Enter: procrasti-cleaning. Like clockwork, and particularly in the spring, the first thing that starts to stress me out (besides school stress) is when my apartment is a mess. And, like a catch-22, my apartment is the most messy when I’ve got 700 other things to worry about (like school). If I walk into my room and the bed is made, clothes are put away, and clutter is minimal, I feel more at ease. So,one of the first things I do when it starts getting close to finals is tidy up my apartment. I don’t do a deep clean (there’s really NO time for that) and I do clean my space regularly, so it’s not like I only clean during finals! But this time I focus specifically on the space where I spend the most time. I like studying at home, at my desk in my bedroom, so I make sure my room is nice and clean. I vacuum every nook and cranny (including the radiator!); I completely re-make the bed with fresh linens, a freshly clean comforter, and pillowcases; I purge old paperwork that’s been collecting on or in my desk; I tidy up my closet and dresser; and I put away all knick-knacks and clutter and loose books.

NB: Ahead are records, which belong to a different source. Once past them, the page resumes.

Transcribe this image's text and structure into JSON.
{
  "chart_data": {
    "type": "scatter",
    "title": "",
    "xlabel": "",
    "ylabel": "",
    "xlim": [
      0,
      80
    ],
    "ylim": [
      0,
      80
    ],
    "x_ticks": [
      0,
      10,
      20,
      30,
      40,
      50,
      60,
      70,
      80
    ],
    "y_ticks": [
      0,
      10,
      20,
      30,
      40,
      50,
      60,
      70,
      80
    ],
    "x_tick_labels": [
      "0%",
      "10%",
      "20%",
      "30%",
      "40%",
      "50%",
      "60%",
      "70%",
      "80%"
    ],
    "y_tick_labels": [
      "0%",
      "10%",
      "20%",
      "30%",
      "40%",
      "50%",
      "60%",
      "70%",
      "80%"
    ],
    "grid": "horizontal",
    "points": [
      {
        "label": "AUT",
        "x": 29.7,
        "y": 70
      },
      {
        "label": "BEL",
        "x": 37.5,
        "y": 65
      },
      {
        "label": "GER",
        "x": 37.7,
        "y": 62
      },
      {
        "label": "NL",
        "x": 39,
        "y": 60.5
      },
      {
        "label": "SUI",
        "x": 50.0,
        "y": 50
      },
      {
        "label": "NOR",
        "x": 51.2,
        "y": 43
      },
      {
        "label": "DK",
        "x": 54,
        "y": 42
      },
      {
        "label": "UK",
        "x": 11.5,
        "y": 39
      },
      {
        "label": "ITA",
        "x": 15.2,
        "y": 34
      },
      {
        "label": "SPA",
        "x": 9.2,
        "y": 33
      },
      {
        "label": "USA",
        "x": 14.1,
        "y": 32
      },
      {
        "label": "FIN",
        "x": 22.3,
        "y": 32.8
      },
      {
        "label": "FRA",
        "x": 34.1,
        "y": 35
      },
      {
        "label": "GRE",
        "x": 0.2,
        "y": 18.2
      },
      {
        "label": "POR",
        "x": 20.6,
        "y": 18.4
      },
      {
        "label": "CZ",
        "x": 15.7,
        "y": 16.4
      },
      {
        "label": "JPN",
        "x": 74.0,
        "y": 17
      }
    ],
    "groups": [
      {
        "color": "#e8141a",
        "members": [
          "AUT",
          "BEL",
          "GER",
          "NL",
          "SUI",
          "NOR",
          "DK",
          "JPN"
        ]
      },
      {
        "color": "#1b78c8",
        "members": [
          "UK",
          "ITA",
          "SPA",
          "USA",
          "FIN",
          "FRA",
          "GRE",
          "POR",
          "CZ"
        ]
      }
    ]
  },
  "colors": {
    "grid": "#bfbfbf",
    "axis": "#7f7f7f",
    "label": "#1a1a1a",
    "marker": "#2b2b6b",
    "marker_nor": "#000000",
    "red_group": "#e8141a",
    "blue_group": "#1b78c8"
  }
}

Now that the room is clean, the benefits are palpable. When I walk into the room, my mind is more at ease, and it’s one less thing I have to worry about. I feel so much better emotionally and physically walking into a very clean room. Less clutter that I see means less clutter in my brain (at least that’s what I tell myself!). Starting with a clean slate makes me more inclined to keep it clean in the coming weeks as well, which will benefit me when finals roll around far too soon. And if spring ever gets here and I can throw open the windows, I know my mood will instantly improve again with fresh air AND a clean room! Oh, and one last thing: I feel that I accomplished something by cleaning, even if doing so was a ploy to procrastinate what I really should be accomplishing! So, if you hadn’t bought “procrasti-cleaning” as a benefit before this post, I hope you at least see the benefits now! And try it out- I promise that a clean room won’t make you feel worse, and you’ll likely feel a lot better.